Jadi aku menjadi manajer klub sepak bola di SMA hanya untuk mengisi waktu.

Itu benar... itu hanya kamuflase.

Hatiku kosong... tapi meski begitu, aku masih harus hidup seperti manusia.

Aku hidup seperti "peniru".

Aku berpikir bahwa jika aku terus seperti ini, aku bisa melanjutkan hidup penipuan dan kebohongan.

Tapi... mereka terus mengetuk pintu hatiku. Bahkan jika aku mengatakan di sini "kosong". Mereka masih menggelengkan kepalanya, dan bersikeras mengatakan, "Ketulusanmu tersembunyi di sini."

Aku sangat takut.

Jika aku benar-benar menyembunyikan ketulusan, itu akan merepotkan. Pikiran untuk menghadapi musik yang telah aku hindari membuatku ketakutan.

Mata Ando, ​​mata yang mendambakan musikku dari lubuk hatinya, membuatku ketakutan.

Apakah aku benar-benar meninggalkan beban berat di hatinya? Saat itu, aku tidak terlalu memikirkannya, hanya bermain bass sebagai bagian dari hidupku.

Sungguh, hanya bermain bass.

Aku hanya secara naif percaya pada musik Ichihara Yuugo, memainkan bass seolah mencoba mengejar punggungnya. Pada akhirnya, suara kerinduanku yang tak tertandingi berubah menjadi keputusasaan dan membuatku kewalahan.

Apa pun yang kamu nantikan... atau apa pun yang kamu impikan, selama kamu dikhianati olehnya, itu akan berubah menjadi keputusasaan. Ini adalah sesuatu yang aku alami secara pribadi.

Jadi, aku sudah... tidak lagi ingin dipercaya oleh siapa pun.

Dan kemudian... pada saat yang sama, aku tidak ingin mempercayai siapapun lagi.

Saat aku mendengar Asada memainkan drum di garasi... Aku merasa sedikit lebih baik.
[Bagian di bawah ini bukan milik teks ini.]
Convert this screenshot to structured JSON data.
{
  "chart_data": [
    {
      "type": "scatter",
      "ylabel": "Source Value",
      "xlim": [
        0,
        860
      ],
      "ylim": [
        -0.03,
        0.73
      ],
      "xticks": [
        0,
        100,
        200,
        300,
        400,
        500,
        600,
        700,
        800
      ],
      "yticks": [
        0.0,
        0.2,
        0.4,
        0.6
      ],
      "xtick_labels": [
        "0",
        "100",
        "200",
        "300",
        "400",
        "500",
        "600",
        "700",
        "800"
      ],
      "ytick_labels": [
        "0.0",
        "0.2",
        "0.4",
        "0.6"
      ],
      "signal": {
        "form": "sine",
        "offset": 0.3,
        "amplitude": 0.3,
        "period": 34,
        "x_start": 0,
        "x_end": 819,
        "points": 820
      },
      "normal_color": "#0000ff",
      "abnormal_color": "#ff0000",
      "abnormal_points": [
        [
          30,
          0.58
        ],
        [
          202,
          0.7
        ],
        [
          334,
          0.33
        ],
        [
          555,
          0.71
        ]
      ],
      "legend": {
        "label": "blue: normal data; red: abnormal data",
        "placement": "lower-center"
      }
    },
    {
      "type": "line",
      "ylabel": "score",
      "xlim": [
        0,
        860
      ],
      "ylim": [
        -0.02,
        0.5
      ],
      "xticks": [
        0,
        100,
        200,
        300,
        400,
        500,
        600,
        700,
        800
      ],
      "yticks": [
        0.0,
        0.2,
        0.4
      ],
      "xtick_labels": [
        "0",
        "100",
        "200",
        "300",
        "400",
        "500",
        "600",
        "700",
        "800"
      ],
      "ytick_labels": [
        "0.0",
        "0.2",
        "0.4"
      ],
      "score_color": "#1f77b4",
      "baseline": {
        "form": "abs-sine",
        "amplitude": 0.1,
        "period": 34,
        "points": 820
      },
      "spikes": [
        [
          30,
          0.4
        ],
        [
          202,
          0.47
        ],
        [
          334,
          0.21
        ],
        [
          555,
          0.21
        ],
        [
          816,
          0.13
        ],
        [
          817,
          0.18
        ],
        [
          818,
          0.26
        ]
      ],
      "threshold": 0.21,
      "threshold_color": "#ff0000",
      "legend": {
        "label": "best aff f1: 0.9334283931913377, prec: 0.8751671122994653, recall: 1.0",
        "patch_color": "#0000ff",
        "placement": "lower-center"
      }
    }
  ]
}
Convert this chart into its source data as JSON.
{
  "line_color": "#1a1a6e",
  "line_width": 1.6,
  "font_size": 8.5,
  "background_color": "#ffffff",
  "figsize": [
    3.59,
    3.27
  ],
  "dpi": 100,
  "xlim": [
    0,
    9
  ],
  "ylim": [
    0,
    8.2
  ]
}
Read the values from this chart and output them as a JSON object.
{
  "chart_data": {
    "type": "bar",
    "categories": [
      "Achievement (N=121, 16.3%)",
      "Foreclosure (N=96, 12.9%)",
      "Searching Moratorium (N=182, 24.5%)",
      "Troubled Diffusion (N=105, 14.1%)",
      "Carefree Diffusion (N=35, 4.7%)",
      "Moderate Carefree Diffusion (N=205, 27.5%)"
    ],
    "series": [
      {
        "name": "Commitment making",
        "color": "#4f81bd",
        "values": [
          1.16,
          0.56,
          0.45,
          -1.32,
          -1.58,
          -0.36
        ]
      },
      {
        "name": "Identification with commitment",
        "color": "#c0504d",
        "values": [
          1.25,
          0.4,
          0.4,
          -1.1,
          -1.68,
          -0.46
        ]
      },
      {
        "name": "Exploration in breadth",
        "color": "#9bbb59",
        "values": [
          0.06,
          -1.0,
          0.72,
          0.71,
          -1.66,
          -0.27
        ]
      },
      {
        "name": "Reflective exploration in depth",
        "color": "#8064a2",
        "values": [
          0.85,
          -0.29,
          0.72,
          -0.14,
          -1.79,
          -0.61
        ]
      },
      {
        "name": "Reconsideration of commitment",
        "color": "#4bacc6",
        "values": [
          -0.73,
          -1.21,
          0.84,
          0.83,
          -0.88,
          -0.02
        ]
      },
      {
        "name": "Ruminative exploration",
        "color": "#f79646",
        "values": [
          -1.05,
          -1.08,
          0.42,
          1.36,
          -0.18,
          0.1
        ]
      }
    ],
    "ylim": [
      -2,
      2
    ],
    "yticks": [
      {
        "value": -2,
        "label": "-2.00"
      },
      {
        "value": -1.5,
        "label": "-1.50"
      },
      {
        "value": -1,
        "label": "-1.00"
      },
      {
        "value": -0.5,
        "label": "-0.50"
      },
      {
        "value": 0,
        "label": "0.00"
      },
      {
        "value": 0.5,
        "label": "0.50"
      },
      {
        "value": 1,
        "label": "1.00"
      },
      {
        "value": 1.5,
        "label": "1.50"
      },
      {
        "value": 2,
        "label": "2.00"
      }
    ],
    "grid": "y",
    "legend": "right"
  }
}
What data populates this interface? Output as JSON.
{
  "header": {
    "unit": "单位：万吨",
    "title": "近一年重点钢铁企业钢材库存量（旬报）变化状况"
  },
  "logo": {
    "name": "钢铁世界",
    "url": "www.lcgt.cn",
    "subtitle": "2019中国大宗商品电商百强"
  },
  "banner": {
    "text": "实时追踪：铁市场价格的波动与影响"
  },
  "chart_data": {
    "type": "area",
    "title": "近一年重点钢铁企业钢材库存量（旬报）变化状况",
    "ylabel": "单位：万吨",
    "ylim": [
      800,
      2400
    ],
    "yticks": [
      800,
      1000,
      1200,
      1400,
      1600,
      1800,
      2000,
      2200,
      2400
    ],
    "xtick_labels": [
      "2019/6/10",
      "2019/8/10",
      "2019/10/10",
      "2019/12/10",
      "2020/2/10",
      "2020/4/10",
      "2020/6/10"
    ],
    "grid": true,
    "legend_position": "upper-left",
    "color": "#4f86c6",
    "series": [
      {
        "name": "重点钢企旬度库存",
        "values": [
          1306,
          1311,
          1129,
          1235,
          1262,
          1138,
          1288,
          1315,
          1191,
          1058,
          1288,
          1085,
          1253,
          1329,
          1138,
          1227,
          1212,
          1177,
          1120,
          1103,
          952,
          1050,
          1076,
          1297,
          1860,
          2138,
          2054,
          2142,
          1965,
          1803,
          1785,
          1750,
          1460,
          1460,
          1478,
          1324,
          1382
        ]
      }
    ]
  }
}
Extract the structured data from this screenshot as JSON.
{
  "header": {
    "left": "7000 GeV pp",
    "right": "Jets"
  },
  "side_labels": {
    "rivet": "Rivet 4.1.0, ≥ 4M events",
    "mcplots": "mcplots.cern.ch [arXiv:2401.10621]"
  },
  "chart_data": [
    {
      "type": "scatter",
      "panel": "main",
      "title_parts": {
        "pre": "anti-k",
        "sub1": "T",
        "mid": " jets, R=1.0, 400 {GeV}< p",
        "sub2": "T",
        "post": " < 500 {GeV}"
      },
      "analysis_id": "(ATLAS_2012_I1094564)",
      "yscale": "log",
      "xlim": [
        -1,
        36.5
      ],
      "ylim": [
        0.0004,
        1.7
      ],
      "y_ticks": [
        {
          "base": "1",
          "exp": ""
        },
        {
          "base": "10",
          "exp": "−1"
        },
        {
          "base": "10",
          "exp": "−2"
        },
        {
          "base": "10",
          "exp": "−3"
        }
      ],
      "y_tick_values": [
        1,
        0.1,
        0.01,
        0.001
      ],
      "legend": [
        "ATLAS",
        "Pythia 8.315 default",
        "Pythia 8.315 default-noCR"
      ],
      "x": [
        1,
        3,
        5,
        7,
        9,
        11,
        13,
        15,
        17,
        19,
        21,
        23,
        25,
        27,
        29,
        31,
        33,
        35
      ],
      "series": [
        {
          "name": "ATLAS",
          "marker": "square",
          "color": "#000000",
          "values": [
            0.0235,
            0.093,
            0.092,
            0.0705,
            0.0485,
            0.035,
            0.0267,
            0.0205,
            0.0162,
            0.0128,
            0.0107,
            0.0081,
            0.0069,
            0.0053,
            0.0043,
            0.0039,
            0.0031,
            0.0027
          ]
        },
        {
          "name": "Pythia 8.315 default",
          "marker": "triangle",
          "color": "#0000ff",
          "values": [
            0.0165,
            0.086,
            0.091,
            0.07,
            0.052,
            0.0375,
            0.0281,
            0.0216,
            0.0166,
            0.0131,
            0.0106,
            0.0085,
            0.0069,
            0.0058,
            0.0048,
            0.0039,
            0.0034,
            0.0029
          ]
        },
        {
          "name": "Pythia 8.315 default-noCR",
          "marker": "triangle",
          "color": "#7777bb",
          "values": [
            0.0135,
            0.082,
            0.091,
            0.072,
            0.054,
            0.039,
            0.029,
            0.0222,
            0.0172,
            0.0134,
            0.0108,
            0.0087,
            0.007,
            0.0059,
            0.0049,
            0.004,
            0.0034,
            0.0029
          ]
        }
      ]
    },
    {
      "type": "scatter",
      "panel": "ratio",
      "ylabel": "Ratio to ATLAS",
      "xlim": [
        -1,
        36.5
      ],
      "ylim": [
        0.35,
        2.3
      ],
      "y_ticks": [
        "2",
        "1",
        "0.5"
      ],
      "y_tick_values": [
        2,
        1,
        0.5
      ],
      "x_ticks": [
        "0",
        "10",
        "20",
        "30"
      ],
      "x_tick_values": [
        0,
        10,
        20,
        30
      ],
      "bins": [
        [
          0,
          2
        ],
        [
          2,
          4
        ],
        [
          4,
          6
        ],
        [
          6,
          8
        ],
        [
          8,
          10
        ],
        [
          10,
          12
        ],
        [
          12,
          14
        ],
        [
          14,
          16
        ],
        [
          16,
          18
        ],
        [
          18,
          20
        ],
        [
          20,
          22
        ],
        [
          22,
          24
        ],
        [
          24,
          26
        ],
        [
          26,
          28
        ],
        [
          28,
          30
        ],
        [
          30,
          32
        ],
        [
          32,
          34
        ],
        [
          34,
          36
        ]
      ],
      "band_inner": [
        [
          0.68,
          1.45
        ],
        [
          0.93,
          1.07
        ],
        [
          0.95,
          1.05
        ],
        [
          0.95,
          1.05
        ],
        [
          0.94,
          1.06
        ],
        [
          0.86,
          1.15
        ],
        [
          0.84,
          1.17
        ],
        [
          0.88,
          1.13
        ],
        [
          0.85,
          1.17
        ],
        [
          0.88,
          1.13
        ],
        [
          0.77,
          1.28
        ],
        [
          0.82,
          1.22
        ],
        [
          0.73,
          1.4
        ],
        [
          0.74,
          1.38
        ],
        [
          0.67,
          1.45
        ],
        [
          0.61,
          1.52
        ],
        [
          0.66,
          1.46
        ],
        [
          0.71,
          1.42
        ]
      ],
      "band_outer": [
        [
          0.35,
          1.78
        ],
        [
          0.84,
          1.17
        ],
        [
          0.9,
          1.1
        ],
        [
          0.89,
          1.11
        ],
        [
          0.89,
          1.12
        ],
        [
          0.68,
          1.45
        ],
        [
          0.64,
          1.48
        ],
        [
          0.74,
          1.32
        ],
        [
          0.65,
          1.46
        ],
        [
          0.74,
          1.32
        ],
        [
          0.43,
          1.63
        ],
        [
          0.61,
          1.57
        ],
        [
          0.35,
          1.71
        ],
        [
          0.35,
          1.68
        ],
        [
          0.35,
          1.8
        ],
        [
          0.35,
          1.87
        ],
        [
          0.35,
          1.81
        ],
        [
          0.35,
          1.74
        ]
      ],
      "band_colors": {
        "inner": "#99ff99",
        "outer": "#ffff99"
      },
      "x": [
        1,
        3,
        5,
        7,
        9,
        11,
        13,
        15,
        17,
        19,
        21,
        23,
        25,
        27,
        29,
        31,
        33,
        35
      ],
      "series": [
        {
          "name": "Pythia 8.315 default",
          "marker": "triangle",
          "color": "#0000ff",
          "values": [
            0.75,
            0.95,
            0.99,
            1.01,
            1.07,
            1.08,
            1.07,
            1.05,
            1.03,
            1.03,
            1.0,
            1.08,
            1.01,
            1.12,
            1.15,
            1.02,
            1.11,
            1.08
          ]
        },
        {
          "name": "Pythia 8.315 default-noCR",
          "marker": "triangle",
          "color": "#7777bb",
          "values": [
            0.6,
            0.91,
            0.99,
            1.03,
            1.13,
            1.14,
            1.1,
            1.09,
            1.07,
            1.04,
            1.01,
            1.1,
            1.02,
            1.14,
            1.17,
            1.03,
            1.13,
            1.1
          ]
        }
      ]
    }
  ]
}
Suaranya begitu pekerja keras, jujur... dan bahagia. Meskipun keterampilannya benar-benar tidak bisa dibandingkan dengan Etsuko-san, tetapi untuk beberapa alasan, aku masih mendengar sedikit kesamaan.

Ketertarikanku datang sedikit, jadi aku memasang ekspresi acuh tak acuh, dan ingin mendengarkan suara dari jarak yang lebih dekat.

Kemudian, sedikit demi sedikit, dia mengeluarkan semua kata-kataku.

Tindakanku benar-benar kacau.

Bersihkan hatimu, tutup mata terhadap arti sebenarnya dari itu. Bahkan aku tidak tahu apa yang ingin aku lakukan.

Seolah menolak, aku mendekati musik itu sedikit demi sedikit dengan gemetar.

Festival budaya akan segera datang.

Di panggung Festival Malam, setelah melihat penampilan mereka... apa yang akan kupikirkan?